W pierwszym rzędzie, żeby dobrze rozpoznać fotografie prezentowane przez młodzież i filmy o dawnym Gorzowie, zasiadła Pani Teresa Mikucka. – Żyję tu od 1948 roku. Pamiętam, jak tu dopiero budynki powstawały, cegły wszędzie, Gorzów był w budowie. Myśmy jako dzieciaki zaglądali wszędzie do tych opuszczonych domów po wojnie. Pamiętam jak ruscy byli w mieście. Pomagaliśmy nosić cegły na budowę i za to dostawaliśmy mleko – wspomina Pani Teresa. Jak mówi, miasto od tego czasu ogromnie się rozwinęło.
Gorzów powojnia i teraz dokumentowali między innymi uczniowie Zespołu Szkół Ogrodniczych w Gorzowie Wlkp. – Poznaliśmy historię ciekawych miejsc, gdzie były pierwsze zakłady, jak wyglądały kiedyś ulicę. To był bardzo fajny projekt – mówi Hanna Pinkas, uczennica Zespołu Szkół Ogrodniczych w Gorzowie Wlkp. Aleksander Hanuszkiewicz, również uczeń tej szkoły mówi, że wielu miejsc znanych z widokówek już nie ma. – Niektóre zostały wyburzone, niektóre odnowione. Fajnie było zobaczyć dawny “okrąglak”, dziś w mieście nie ma już Kina Kopernik, nie ma też takich zakładów jak Silwana. To wszystko jest inne, nowoczesne. Ciekawe było posłuchać pionierów i ich wspomnień – mówi Aleksander.
Ocalić od zapomnienia
Realizacja projektu to pierwsze działanie z zaplanowanego cyklu. Chodzi o to, by przywoływać zapomnianą historię miasta. – Gorzów się rozwija i patrzy w przyszłość, ale nie możemy zapomnieć o jego wspaniałej przeszłości, o tym, jak miasto wstawało z kolan po wojnie.
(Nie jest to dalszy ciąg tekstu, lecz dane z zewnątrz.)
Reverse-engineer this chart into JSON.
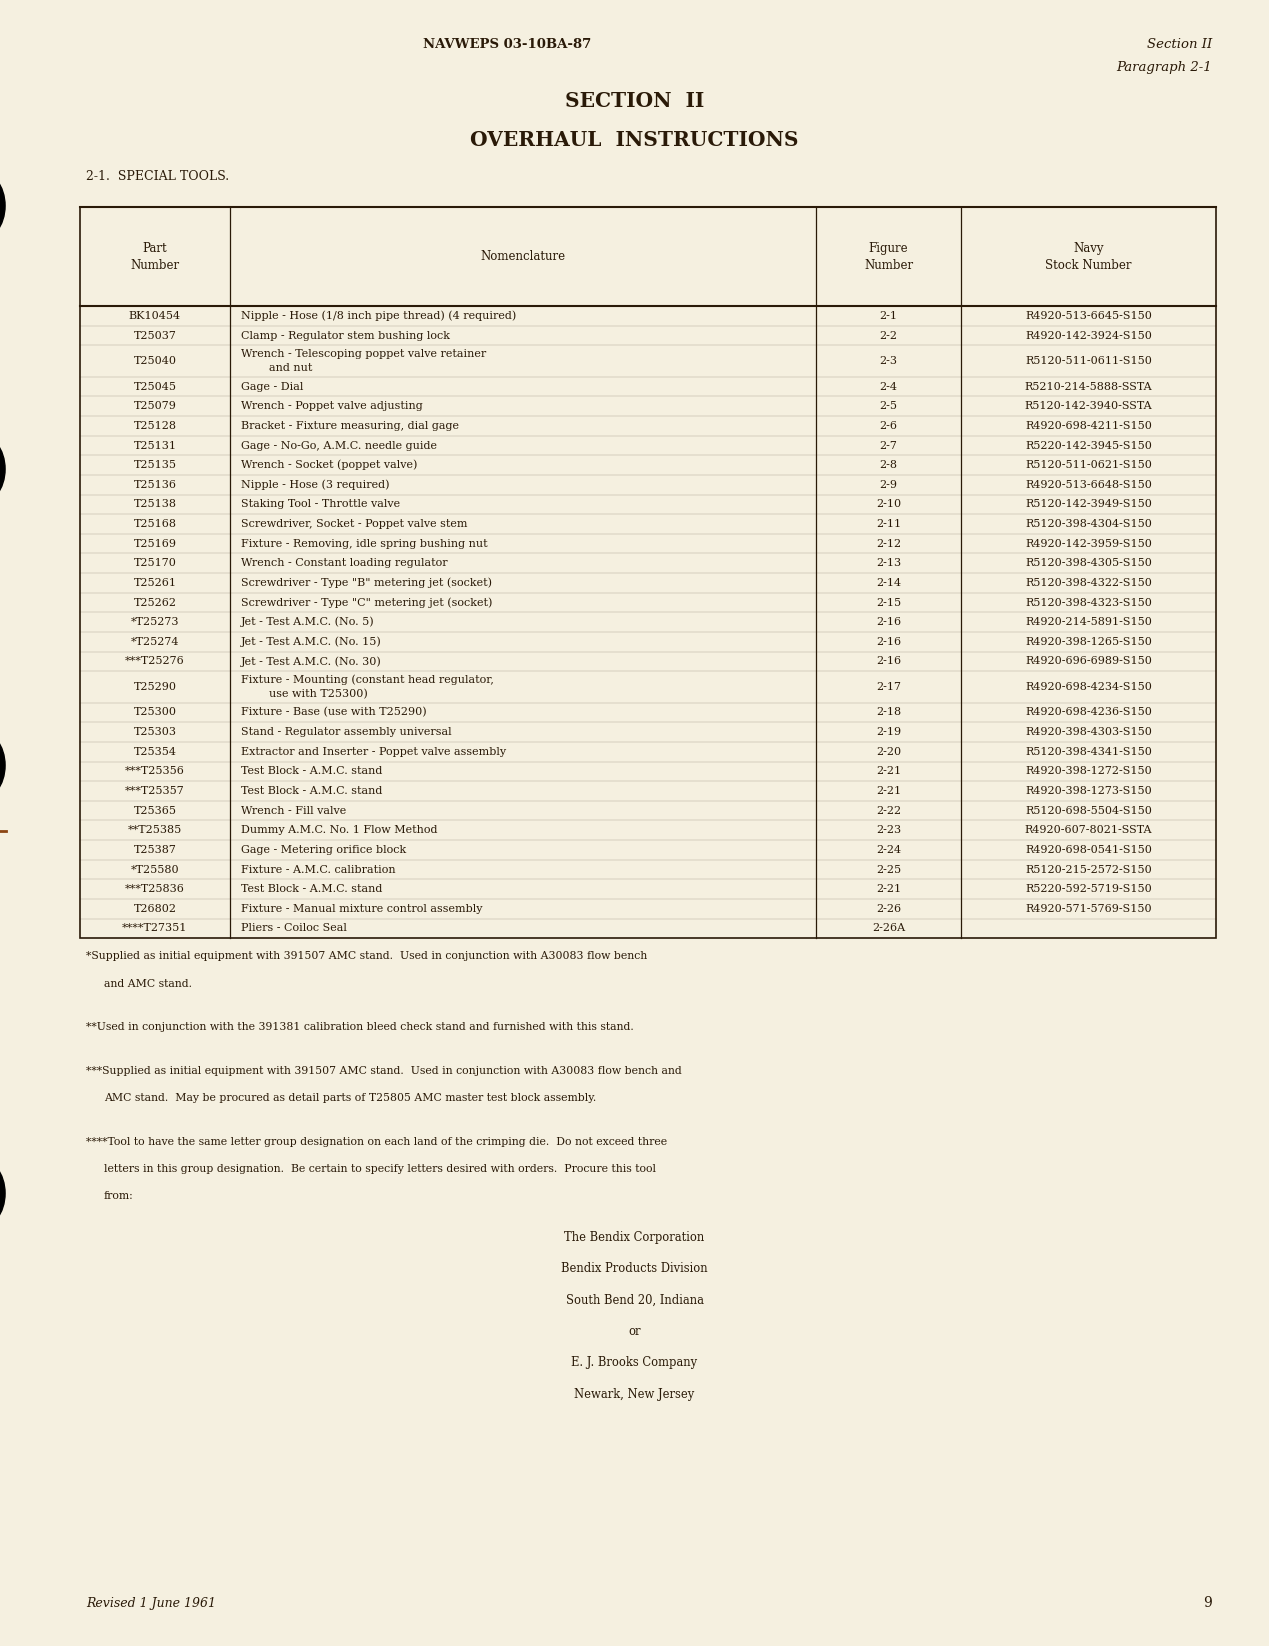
{
  "bg_color": "#f5f0e0",
  "text_color": "#2a1a08",
  "page_num": "9",
  "header_left": "NAVWEPS 03-10BA-87",
  "header_right_line1": "Section II",
  "header_right_line2": "Paragraph 2-1",
  "title_line1": "SECTION  II",
  "title_line2": "OVERHAUL  INSTRUCTIONS",
  "section_label": "2-1.  SPECIAL TOOLS.",
  "revised": "Revised 1 June 1961",
  "table_rows": [
    [
      "BK10454",
      "Nipple - Hose (1/8 inch pipe thread) (4 required)",
      "2-1",
      "R4920-513-6645-S150"
    ],
    [
      "T25037",
      "Clamp - Regulator stem bushing lock",
      "2-2",
      "R4920-142-3924-S150"
    ],
    [
      "T25040",
      "Wrench - Telescoping poppet valve retainer\nand nut",
      "2-3",
      "R5120-511-0611-S150"
    ],
    [
      "T25045",
      "Gage - Dial",
      "2-4",
      "R5210-214-5888-SSTA"
    ],
    [
      "T25079",
      "Wrench - Poppet valve adjusting",
      "2-5",
      "R5120-142-3940-SSTA"
    ],
    [
      "T25128",
      "Bracket - Fixture measuring, dial gage",
      "2-6",
      "R4920-698-4211-S150"
    ],
    [
      "T25131",
      "Gage - No-Go, A.M.C. needle guide",
      "2-7",
      "R5220-142-3945-S150"
    ],
    [
      "T25135",
      "Wrench - Socket (poppet valve)",
      "2-8",
      "R5120-511-0621-S150"
    ],
    [
      "T25136",
      "Nipple - Hose (3 required)",
      "2-9",
      "R4920-513-6648-S150"
    ],
    [
      "T25138",
      "Staking Tool - Throttle valve",
      "2-10",
      "R5120-142-3949-S150"
    ],
    [
      "T25168",
      "Screwdriver, Socket - Poppet valve stem",
      "2-11",
      "R5120-398-4304-S150"
    ],
    [
      "T25169",
      "Fixture - Removing, idle spring bushing nut",
      "2-12",
      "R4920-142-3959-S150"
    ],
    [
      "T25170",
      "Wrench - Constant loading regulator",
      "2-13",
      "R5120-398-4305-S150"
    ],
    [
      "T25261",
      "Screwdriver - Type \"B\" metering jet (socket)",
      "2-14",
      "R5120-398-4322-S150"
    ],
    [
      "T25262",
      "Screwdriver - Type \"C\" metering jet (socket)",
      "2-15",
      "R5120-398-4323-S150"
    ],
    [
      "*T25273",
      "Jet - Test A.M.C. (No. 5)",
      "2-16",
      "R4920-214-5891-S150"
    ],
    [
      "*T25274",
      "Jet - Test A.M.C. (No. 15)",
      "2-16",
      "R4920-398-1265-S150"
    ],
    [
      "***T25276",
      "Jet - Test A.M.C. (No. 30)",
      "2-16",
      "R4920-696-6989-S150"
    ],
    [
      "T25290",
      "Fixture - Mounting (constant head regulator,\nuse with T25300)",
      "2-17",
      "R4920-698-4234-S150"
    ],
    [
      "T25300",
      "Fixture - Base (use with T25290)",
      "2-18",
      "R4920-698-4236-S150"
    ],
    [
      "T25303",
      "Stand - Regulator assembly universal",
      "2-19",
      "R4920-398-4303-S150"
    ],
    [
      "T25354",
      "Extractor and Inserter - Poppet valve assembly",
      "2-20",
      "R5120-398-4341-S150"
    ],
    [
      "***T25356",
      "Test Block - A.M.C. stand",
      "2-21",
      "R4920-398-1272-S150"
    ],
    [
      "***T25357",
      "Test Block - A.M.C. stand",
      "2-21",
      "R4920-398-1273-S150"
    ],
    [
      "T25365",
      "Wrench - Fill valve",
      "2-22",
      "R5120-698-5504-S150"
    ],
    [
      "**T25385",
      "Dummy A.M.C. No. 1 Flow Method",
      "2-23",
      "R4920-607-8021-SSTA"
    ],
    [
      "T25387",
      "Gage - Metering orifice block",
      "2-24",
      "R4920-698-0541-S150"
    ],
    [
      "*T25580",
      "Fixture - A.M.C. calibration",
      "2-25",
      "R5120-215-2572-S150"
    ],
    [
      "***T25836",
      "Test Block - A.M.C. stand",
      "2-21",
      "R5220-592-5719-S150"
    ],
    [
      "T26802",
      "Fixture - Manual mixture control assembly",
      "2-26",
      "R4920-571-5769-S150"
    ],
    [
      "****T27351",
      "Pliers - Coiloc Seal",
      "2-26A",
      ""
    ]
  ],
  "footnote_lines": [
    "*Supplied as initial equipment with 391507 AMC stand.  Used in conjunction with A30083 flow bench",
    "and AMC stand.",
    "",
    "**Used in conjunction with the 391381 calibration bleed check stand and furnished with this stand.",
    "",
    "***Supplied as initial equipment with 391507 AMC stand.  Used in conjunction with A30083 flow bench and",
    "AMC stand.  May be procured as detail parts of T25805 AMC master test block assembly.",
    "",
    "****Tool to have the same letter group designation on each land of the crimping die.  Do not exceed three",
    "letters in this group designation.  Be certain to specify letters desired with orders.  Procure this tool",
    "from:"
  ],
  "footnote_indents": [
    false,
    true,
    false,
    false,
    false,
    false,
    true,
    false,
    false,
    true,
    true
  ],
  "company_lines": [
    "The Bendix Corporation",
    "Bendix Products Division",
    "South Bend 20, Indiana",
    "or",
    "E. J. Brooks Company",
    "Newark, New Jersey"
  ],
  "double_row_indices": [
    2,
    18
  ]
}
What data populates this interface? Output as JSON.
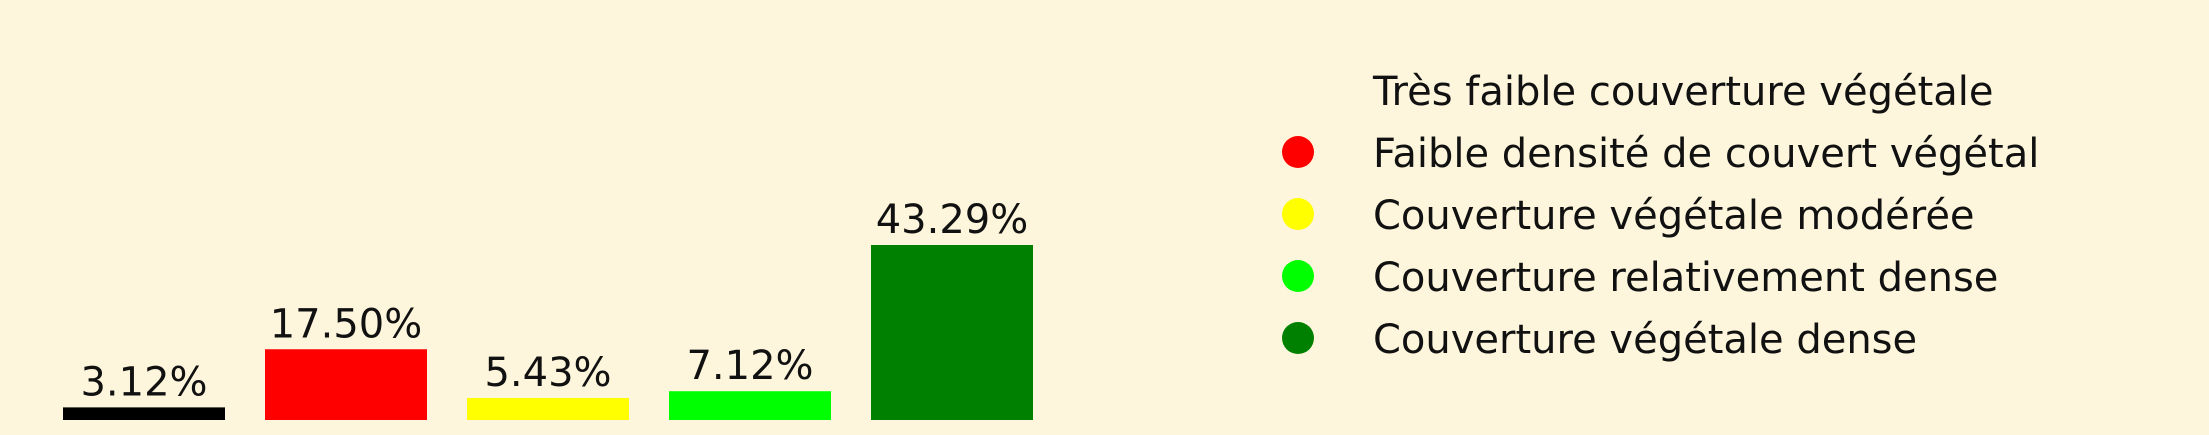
{
  "chart_data": {
    "type": "bar",
    "title": "",
    "xlabel": "",
    "ylabel": "",
    "ylim": [
      0,
      50
    ],
    "grid": false,
    "legend_position": "top-right",
    "categories": [
      "Très faible couverture végétale",
      "Faible densité de couvert végétal",
      "Couverture végétale modérée",
      "Couverture relativement dense",
      "Couverture végétale dense"
    ],
    "values": [
      3.12,
      17.5,
      5.43,
      7.12,
      43.29
    ],
    "value_labels": [
      "3.12%",
      "17.50%",
      "5.43%",
      "7.12%",
      "43.29%"
    ],
    "colors": [
      "#000000",
      "#ff0000",
      "#ffff00",
      "#00ff00",
      "#008000"
    ]
  }
}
Działo się to dzięki ludziom. Oni je budowali, tworzyli jego tożsamość, przemysł, dawali miejsca pracy. Ci ludzie odchodzą, niedługo nie będzie już żywych świadków tych wydarzeń. Mam nadzieję, że to pierwsze, ale nie ostatnie wydarzenie z tego zaplanowanego cyklu, bo musimy ocalić ich wspomnienia. Te historie muszą być żywe, bo bez pamięci o przeszłości będziemy mieli miasto umarłe. Myślące o rozwoju, ale nie patrzące w przeszłość. Tak bogatą i piękną – mówi pomysłodawca projektu historyk Robert Piotrowski.
-Projekt nazwaliśmy przewrotnie “Emerytura? Nie! Druga Młodość! ” Ten Gorzów ze starych pocztówek pamiętają już tylko najstarsi. Zaprosiliśmy ich do takiej żywej lekcji historii dla naszych uczniów. Młodzi poznawali historię przemysłu, dawnych zakładów usługowych, restauracji. W nich pracowali, z ich usług korzystali i w nich jadali dziadkowie naszych uczniów, pradziadkowie i prababcie. Takimi wydarzeniami pielęgnujemy pamięć o historii gorzowian – mówi Katarzyna Miczał ze Stowarzyszenia Rozwoju Regionalnego “ROZWÓJ”.